A visitor to The Dalí Museum in St Petersburg, Florida presses a doorbell beside a dark life-sized screen. A darkened figure wearing a dapper suit and sporting a pencil moustache slowly leaves his easel and comes toward her into the light.
It is, of course, Salvador Dalí, who looks at the visitor and speaks about his art and his museum. When the visitor is about to leave, he appears again. He asks if she would like a picture, then whips out his mobile phone and takes a selfie with her.
The fascinating thing about this encounter is that it’s actually Dalí himself. How is it possible that the great Spanish surrealist can interact with members of the public years after his death, even using a phone that didn’t exist when he was alive? Welcome to the world of deepfakes, an unsettling technology with a high potential to deceive – and also some unexpectedly positive uses.
Deepfakes are a powerful new technique to create realistic yet fake video or audio content. To breathe life into Dalí, the museum used deep learning to enable a computer to seamlessly exchange the face of a living actor who was dressing and behaving like Dalí with a digitally generated image of the artist’s face and expressions.
This involves a “training process” in which advanced machine-learning algorithms sift through footage of Dalí and the actor to learn to generate new real-looking facial images of both men. It also learns to take an existing image of either man and generate an image of the other that perfectly matches the facial expressions and head posture of the first one.
This makes it possible to generate Dalí faces that match the actor’s movements, which are then automatically inserted into the new video – creating an illusion of Dalí himself. There’s more detail here for those who are interested.
To date, most producers of deepfakes have exploited the dark side of the technology. This has ranged from satire, such as this April Fool’s Day clip showing Mark Zuckerberg announcing he is deleting Facebook; to reputation-damaging footage of Hollywood stars supposedly starring in porn films; to fraud, such as mimicking a chief executive’s voice to request the transfer of a large sum of money.

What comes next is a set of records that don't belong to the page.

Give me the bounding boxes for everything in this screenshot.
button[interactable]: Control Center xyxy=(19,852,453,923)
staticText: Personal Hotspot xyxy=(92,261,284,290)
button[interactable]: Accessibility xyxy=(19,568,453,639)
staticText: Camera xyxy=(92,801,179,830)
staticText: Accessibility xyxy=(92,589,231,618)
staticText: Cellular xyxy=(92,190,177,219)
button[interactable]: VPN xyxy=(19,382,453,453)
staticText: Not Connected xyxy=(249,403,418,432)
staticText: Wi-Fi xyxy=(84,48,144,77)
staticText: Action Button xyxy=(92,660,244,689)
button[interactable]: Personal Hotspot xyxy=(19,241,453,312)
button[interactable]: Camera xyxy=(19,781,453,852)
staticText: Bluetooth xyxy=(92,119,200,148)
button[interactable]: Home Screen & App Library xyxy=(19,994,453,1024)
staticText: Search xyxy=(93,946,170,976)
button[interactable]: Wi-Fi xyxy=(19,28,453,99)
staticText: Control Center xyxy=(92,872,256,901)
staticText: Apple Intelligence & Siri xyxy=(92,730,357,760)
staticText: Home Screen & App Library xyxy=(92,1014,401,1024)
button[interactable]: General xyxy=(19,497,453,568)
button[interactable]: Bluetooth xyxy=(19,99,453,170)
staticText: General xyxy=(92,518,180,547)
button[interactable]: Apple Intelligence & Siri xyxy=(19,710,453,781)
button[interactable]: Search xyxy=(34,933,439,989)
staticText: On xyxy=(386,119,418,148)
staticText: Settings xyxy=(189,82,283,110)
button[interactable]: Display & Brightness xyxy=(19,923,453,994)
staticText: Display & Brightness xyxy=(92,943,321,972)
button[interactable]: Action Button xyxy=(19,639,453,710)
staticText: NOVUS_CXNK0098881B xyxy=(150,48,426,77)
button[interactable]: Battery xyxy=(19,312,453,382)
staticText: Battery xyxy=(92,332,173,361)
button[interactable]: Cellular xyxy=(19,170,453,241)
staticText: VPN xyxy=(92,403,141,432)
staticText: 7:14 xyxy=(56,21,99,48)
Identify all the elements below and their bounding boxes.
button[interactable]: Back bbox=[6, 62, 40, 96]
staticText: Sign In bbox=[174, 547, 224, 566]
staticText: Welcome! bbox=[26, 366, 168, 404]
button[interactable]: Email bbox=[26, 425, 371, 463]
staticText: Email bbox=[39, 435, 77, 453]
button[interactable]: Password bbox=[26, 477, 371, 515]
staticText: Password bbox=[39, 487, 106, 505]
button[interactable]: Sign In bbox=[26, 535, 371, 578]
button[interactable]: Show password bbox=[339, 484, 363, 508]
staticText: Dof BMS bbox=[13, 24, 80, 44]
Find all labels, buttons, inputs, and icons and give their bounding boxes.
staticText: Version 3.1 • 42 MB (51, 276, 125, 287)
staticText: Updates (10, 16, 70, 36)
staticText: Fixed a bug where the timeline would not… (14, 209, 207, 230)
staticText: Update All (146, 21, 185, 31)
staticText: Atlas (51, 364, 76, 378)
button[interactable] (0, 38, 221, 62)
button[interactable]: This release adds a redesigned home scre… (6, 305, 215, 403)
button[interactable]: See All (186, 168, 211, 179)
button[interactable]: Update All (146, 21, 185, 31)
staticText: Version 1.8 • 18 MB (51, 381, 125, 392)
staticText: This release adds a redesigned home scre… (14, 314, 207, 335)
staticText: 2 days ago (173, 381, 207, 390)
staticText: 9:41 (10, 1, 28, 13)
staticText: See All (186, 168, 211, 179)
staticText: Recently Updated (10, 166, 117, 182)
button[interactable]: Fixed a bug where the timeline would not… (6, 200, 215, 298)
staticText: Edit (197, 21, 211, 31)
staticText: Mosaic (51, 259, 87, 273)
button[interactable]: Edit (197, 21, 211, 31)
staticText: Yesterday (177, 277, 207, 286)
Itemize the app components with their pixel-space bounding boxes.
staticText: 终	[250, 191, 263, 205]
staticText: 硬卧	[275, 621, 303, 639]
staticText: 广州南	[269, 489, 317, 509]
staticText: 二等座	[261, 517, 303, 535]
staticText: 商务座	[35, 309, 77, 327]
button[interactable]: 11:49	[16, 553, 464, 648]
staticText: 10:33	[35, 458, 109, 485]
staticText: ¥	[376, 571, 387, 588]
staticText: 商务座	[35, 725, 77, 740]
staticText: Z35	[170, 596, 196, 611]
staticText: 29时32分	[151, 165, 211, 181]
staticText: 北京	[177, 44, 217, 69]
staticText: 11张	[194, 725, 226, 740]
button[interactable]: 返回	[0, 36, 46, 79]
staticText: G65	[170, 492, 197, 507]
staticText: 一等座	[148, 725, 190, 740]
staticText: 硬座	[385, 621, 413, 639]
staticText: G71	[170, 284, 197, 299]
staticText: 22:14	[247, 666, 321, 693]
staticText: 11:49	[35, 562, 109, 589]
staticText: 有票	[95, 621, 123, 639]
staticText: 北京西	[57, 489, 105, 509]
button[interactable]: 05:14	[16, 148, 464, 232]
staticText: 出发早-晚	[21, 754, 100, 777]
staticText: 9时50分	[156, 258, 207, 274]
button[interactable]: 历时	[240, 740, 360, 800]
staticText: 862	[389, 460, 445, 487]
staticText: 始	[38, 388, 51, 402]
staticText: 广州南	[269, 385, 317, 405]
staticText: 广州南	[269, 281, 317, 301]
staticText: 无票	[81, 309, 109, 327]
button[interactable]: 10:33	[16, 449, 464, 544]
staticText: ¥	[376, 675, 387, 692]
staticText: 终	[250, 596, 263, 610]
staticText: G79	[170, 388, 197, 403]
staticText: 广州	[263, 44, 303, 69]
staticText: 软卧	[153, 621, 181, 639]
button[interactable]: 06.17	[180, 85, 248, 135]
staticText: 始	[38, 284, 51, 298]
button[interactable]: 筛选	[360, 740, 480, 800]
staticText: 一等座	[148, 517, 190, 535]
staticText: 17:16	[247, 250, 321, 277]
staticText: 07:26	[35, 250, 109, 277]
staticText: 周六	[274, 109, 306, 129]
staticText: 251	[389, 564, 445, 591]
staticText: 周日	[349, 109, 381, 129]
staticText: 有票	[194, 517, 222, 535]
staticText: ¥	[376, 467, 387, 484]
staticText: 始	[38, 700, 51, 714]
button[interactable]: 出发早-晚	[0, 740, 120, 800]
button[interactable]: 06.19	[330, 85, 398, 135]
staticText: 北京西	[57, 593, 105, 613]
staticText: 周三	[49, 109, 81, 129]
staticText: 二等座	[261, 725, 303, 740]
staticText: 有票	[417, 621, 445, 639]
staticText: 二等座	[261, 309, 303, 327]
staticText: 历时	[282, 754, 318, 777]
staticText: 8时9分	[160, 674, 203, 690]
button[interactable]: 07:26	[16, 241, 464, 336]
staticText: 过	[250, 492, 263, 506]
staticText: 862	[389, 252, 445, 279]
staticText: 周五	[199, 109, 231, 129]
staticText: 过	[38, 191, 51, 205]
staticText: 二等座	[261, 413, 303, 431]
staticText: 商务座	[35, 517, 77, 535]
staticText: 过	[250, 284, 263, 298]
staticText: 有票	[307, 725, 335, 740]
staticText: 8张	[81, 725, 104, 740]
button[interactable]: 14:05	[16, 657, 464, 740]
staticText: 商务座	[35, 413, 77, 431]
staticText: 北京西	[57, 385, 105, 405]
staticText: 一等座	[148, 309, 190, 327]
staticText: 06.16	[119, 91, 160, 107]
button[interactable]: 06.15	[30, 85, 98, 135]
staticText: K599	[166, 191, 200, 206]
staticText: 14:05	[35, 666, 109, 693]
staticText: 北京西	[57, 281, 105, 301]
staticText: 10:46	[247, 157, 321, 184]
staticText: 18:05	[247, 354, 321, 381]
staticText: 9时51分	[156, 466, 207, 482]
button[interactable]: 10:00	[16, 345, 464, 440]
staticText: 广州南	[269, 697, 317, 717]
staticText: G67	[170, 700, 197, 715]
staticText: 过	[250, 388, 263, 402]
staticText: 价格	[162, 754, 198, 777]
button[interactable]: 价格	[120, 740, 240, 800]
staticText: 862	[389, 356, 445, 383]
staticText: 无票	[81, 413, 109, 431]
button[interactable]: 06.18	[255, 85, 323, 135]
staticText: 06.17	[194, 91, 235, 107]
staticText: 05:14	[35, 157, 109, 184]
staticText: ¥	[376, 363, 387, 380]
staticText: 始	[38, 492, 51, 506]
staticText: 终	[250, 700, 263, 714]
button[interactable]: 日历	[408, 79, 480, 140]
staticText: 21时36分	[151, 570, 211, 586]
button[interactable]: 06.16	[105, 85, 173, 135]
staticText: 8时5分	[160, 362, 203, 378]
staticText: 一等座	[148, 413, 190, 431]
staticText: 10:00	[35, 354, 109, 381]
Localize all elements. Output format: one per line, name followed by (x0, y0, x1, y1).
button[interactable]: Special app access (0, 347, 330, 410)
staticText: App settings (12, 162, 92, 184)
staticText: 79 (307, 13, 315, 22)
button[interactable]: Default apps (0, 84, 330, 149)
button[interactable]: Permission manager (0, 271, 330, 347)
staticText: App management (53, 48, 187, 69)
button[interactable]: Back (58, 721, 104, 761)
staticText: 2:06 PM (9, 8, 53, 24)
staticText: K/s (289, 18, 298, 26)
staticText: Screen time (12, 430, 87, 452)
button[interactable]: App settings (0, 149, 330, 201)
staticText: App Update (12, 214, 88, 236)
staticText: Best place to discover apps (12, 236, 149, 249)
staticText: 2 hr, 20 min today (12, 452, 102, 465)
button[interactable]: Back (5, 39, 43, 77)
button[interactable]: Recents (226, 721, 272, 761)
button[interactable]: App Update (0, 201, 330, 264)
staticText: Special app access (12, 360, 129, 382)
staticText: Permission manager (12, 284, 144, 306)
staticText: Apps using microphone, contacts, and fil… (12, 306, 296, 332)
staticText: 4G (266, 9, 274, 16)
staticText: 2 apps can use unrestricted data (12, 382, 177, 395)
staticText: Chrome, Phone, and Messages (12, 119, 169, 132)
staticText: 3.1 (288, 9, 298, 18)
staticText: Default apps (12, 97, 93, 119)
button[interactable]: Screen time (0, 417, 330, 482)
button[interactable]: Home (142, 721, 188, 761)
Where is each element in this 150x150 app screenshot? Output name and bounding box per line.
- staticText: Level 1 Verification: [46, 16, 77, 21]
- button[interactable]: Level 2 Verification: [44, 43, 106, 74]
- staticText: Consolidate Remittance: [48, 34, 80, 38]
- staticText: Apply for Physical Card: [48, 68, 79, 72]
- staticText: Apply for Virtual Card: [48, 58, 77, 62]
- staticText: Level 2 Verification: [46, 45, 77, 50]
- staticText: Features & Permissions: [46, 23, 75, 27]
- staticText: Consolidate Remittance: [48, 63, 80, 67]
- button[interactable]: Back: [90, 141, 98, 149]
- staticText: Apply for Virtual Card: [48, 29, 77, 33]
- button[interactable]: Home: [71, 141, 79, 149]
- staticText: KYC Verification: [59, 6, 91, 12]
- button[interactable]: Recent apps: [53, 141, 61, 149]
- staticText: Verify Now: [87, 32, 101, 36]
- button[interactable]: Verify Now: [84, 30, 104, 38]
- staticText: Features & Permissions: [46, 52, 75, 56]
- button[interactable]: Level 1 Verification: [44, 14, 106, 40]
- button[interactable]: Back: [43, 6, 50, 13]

The risks from deepfakes are undeniable. Yet the Dalí example illustrates that it is impossible to be black and white about this technology. In our research, we group deepfakes into five categories: voice swapping, text-to-speech, video face swapping, full-body puppetry and lip-synching. In each category, we see clear business opportunities. Some are still to materialise while others are being realised already.
1. Ventriloquism 2.0
Voice swapping can change a person’s voice or make it imitate someone else’s. It can be manipulated to sound younger or older, male or female, and with different dialects or accents. Possible uses include an audio-book narrator speaking in the voices of different characters, or using a famous person as a narrator without them having to go to the trouble of reading out the entire story.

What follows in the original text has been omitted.